Campus Celebrates MLK Legacy

MLK Day of Service participants

From January, 2015

By Mary Abowd
Photo by Robert Kozloff

On Aug. 11, 1957, in Montgomery, Ala., Dr. Martin Luther King Jr. asked his congregation what he considered “life’s most persistent and urgent question: What are you doing for others?” That call to service was an ever-present reminder to everyone celebrating King’s legacy across campus. King’s message imbued the work of this year’s honored diversity leaders, the words and music expressed in the MLK Celebration on Jan. 15, and volunteer work the following weekend on the Day of Service.

More than 250 members of the University of Chicago community filled the Ida Noyes Cloister Club on Jan. 17 to participate in the MLK Day of Service, an event sponsored by the University Community Service Center to encourage students, faculty, and staff to honor the memory of King. The service day topped off several days of activities, which included honoring three Diversity Leadership Award winners, a service with keynote speaker, the Rev. Jesse L. Jackson Sr., and small group dialogues to reflect on King’s “Justice Without Violence” speech.

Volunteers boarded school buses that took them to some 20 different service sites scattered across Chicago’s South Side—soup kitchens, housing and economic development organizations, churches, and schools—where they cleaned, painted, organized, and forged new friendships with community members.

First-year student Sara Zubi learned the full significance of the day for the very first time. “I never knew Martin Luther King Day was actually meant to be a day of service,” she said as she knelt shelving children’s books in the library at William H. Ray Elementary School, at 5631 S. Kimbark Ave. “The day has a lot more meaning when you can give back to the community, just like King did.”

This year’s Day of Service was organized in collaboration with two new partners, the Office of Civic Engagement and the Laboratory Schools, under the theme “Bridging Generations: How Can We Work Together to Strengthen Our Communities?” Michelle Obama oversaw the Day of Service as the first director of the UCSC and created the University medical center’s annual Day of Service and Reflection in 2002, when she served as Vice President for Community and External Affairs for the University Hospitals. The two events have since become a tradition.

Living King’s Legacy

Lab School art teacher Gina Alicea perched on a ladder helping to install ceiling beams at a housing site run by Hope Works Community Development Corporation, a neighborhood non-profit affiliated with Living Hope Church, at 6414 S. Cottage Grove Ave. “Martin Luther King is my hero,” said Alicea, chair of the fine arts department at the Lab School. “I absolutely love what he preached and love to live that legacy.”

Zubi recruited volunteers from her residence hall to join her at Ray, where they worked side-by-side with librarian Linda Sue Collins, who told students about her own role during the civil rights movement. As an African American fourth-grader, Collins withstood racism and humiliation integrating an all-white school in Indianapolis. “They had never had African American students in that school before and fought viciously to keep us from being integrated,” she said.

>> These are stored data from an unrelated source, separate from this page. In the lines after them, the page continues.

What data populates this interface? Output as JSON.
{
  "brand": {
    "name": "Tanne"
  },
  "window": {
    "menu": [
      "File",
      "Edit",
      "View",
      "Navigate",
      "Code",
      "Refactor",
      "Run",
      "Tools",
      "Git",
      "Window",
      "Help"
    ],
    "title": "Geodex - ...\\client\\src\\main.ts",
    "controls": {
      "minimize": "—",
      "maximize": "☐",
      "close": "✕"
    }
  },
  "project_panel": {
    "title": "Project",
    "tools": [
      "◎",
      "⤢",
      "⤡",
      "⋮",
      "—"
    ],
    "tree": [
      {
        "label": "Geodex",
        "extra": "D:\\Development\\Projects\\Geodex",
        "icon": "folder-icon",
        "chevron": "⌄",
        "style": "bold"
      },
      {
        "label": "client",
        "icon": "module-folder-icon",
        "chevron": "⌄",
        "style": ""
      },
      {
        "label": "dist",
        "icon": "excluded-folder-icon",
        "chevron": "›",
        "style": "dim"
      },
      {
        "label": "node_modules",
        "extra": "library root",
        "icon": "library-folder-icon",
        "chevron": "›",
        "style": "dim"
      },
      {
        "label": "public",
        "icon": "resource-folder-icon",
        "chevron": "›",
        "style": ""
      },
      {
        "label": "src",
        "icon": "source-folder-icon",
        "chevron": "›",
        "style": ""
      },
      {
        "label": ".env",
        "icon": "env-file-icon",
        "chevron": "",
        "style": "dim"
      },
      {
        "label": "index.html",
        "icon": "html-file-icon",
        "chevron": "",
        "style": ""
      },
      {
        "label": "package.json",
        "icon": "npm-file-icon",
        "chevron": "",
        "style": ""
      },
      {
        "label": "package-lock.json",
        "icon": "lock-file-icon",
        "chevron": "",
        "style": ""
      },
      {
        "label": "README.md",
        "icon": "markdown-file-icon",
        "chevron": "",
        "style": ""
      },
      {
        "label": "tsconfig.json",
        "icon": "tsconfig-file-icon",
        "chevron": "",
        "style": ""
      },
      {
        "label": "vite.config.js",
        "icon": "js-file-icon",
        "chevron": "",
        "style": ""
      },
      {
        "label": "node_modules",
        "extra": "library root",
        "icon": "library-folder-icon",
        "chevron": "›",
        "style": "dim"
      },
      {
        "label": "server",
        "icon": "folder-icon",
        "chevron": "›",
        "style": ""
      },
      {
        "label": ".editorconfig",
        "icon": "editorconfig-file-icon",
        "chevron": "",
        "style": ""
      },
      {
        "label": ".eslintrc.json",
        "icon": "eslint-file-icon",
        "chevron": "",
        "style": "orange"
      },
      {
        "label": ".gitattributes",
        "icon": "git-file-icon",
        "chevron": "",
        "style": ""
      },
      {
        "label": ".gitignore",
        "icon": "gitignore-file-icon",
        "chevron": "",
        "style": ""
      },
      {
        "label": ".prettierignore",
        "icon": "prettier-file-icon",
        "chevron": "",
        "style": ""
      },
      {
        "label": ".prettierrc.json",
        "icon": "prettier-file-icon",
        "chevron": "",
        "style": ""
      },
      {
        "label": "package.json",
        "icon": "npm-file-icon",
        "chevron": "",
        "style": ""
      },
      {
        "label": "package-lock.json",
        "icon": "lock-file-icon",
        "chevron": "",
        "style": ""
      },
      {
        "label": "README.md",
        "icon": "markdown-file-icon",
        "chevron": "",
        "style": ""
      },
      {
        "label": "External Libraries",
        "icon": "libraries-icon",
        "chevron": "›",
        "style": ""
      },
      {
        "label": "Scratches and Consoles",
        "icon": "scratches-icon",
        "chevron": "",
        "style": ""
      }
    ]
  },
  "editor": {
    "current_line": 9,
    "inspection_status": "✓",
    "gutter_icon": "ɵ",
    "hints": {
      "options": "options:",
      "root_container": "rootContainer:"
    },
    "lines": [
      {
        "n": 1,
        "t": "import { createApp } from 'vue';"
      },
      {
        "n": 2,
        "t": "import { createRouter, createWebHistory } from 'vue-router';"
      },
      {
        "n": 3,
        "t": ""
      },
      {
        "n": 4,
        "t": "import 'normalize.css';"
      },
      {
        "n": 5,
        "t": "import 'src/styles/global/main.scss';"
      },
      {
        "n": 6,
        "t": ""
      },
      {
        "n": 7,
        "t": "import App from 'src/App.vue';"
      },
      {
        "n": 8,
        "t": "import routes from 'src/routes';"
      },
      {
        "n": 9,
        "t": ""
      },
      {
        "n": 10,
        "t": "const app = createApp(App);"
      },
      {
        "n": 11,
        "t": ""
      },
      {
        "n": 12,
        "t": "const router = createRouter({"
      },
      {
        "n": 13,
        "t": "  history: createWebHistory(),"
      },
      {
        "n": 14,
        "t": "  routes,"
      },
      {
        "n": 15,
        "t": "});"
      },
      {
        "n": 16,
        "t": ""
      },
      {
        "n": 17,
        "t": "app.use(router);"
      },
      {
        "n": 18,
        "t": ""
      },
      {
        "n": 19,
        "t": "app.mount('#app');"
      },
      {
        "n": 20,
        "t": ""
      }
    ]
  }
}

Collins said she found solace in the public library where she spent hours reading about Black history—an experience that led to her career as a public school librarian. “There are millions of stories like mine, of people who you’ve never heard about but who collectively made a difference,” she said.

Several blocks south, at Stony Island Avenue and 65th Street, UChicago students washed windows and painted tech-inspired graphics at Artifice, a storefront after-school technology center for neighborhood youth conceived of and run by a group of students and alumni, including several graduate students in Biophysical Sciences, as well as Adam Hammond, PhD’01, curriculum director of their doctoral program. Artifice partners with Woodlawn East Community and Neighbors, Inc., a community social and economic development organization that allows the group to use the space.

Graduate student Peter Dahlberg volunteers his time at Artifice every Saturday and is helping launch technology outreach programs in local public schools. His dedication is infectious. “We think we may already have recruited some more regulars,” Dahlberg said, motioning to the undergraduate students busily at work.

Making a Lasting Impact

Indeed, the Day of Service is meant to serve as an “entry point” for students interested in making a longer-term commitment to community involvement, said Amy Chan, director of the University Community Service Center. “We hope students will take away the idea that strengthening the community is a collective responsibility.”

A luncheon following work at the service sites featured keynote speaker Timuel Black, AM’54, longtime civil rights activist and one of the University’s 2015 Diversity Leadership Award winners. It also provided the opportunity for students to engage in critical dialogue with community partners about the meaning of the day. “We try to contextualize the service experience so that students understand at a macro level how their work contributes to furthering social justice,” Chan said. “Many students continue to engage in volunteer service because of having that conversation.”

For first-year George Adames, the small group reflection helped him recognize his duty to get involved. “We are called to recognize our privileges and act as channels through which to share our resources with those in the community who might not have the same privileges we do,” Adames said. “The great thing about the MLK Day of Service is that it allows the UChicago student body to come together as a community to make a tangible impact.”